Evan strode into the dark room and flung back the curtains. “How much did you pay for this place?”
“Enough.” Abby set her suitcase on the threadbare carpet and glanced around the tiny cottage's living room. “Come on, it was a steal and you know it. It has a fireplace.”
“We only get a week together. I just wanted it to be someplace nice. Romantic. Not a … well, not here.”
“There's romantic and there's romantic,” Abby said. “The place isn't important. We are.”
“I know. I do. I'm just worried.” Evan checked his smart phone. “Six days, fifteen hours, and forty-two minutes before full moon. You know what happens then.”
Now rewrite it in two different ways, changing only the words of the dialogue, not the interstitial material. You may not change the overall intent of the dialogue, only the wording.
CHANGE #1
Evan is furious — but not with Abby. (Perhaps he's overt and straight-forward, or maybe he shows his anger through sarcasm, or maybe has another method.) Abby is on a hair-trigger herself but is trying to hold it together.

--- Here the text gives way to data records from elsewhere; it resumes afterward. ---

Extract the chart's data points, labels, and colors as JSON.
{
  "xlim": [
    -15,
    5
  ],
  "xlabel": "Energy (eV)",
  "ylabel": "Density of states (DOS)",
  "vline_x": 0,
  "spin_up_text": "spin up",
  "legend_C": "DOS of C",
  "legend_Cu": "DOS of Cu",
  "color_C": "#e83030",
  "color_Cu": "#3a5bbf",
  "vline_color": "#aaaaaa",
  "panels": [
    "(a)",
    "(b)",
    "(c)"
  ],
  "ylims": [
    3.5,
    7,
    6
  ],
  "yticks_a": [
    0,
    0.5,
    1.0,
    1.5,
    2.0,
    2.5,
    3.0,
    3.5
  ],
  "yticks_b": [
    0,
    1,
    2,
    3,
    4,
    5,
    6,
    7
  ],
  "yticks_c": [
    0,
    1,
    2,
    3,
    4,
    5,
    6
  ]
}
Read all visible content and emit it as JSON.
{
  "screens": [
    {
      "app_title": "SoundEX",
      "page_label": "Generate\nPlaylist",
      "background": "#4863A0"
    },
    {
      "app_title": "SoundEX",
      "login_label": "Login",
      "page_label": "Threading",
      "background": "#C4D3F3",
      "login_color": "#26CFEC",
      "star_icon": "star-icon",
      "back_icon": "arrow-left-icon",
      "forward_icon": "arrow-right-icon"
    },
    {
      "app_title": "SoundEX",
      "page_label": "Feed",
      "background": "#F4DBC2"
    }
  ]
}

Also, Abby and Evan should speak differently from one another. Differentiate their dialogue choices in some way. Perhaps they're from different regions, or even different countries.
CHANGE #2
Evan is frightened of Abby. Abby is in control of this relationship and knows it. Continue to differentiate their word choices.
Now pick the version you like best and add several more dialogue exchanges.